記憶が思い出に変わる時(仮)
玄関に行けば、
人影が見えた。
「日向」
「…久しぶりだな」
「いつも会ってるよ…?」
こうして2人で話すのは
確かに久しぶりだった。
あたしの言葉に
笑ってくれる日向に
安心してる自分がいたんだ。
「椎名ちゃんのとこ?」
「ん、そう。

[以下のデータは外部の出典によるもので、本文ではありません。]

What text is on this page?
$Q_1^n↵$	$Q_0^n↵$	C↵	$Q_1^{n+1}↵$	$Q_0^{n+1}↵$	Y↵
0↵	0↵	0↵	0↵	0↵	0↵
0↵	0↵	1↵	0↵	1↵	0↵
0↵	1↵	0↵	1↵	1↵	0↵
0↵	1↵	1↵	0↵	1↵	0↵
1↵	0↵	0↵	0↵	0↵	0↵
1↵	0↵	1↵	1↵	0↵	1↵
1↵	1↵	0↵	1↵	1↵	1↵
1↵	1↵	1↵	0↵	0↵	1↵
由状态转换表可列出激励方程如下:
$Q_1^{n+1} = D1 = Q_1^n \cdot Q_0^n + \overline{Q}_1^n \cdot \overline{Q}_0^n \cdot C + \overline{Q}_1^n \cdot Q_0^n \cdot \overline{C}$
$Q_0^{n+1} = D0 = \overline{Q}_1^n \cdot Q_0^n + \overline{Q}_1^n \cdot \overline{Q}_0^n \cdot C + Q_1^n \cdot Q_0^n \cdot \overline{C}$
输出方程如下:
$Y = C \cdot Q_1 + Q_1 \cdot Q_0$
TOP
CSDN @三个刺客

しぃが“ゆーりちゃん、ゆーりちゃん”って言うから」
「本当?嬉しー!」
「お前のお母さんは元気?」
「…うん、多分ね」
「そっか」
由衣はあまりあたしのお母さんの話をしない。
それが由衣の優しさ。
あたしも、由衣に
お母さんの姿は見せたくなかった。
でも日向にお母さんの話をされても
全然嫌じゃなかったんだ。
もう…見てるもんね。
チラッと日向を見れば、
日向もあたしを見ていた。
「な、何…?」
「いや…」
「?」
日向の表情は読めない。
でも、一瞬表情が曇ったのを
あたしは見逃さなかった。
「しぃが…高校生になったら、
…どうなんのかと思って…」
「え…?」
日向の声が
消えてしまいそうなほど
弱々しくて思わず…
「ゆ…うり…?」
抱きしめてたんだ。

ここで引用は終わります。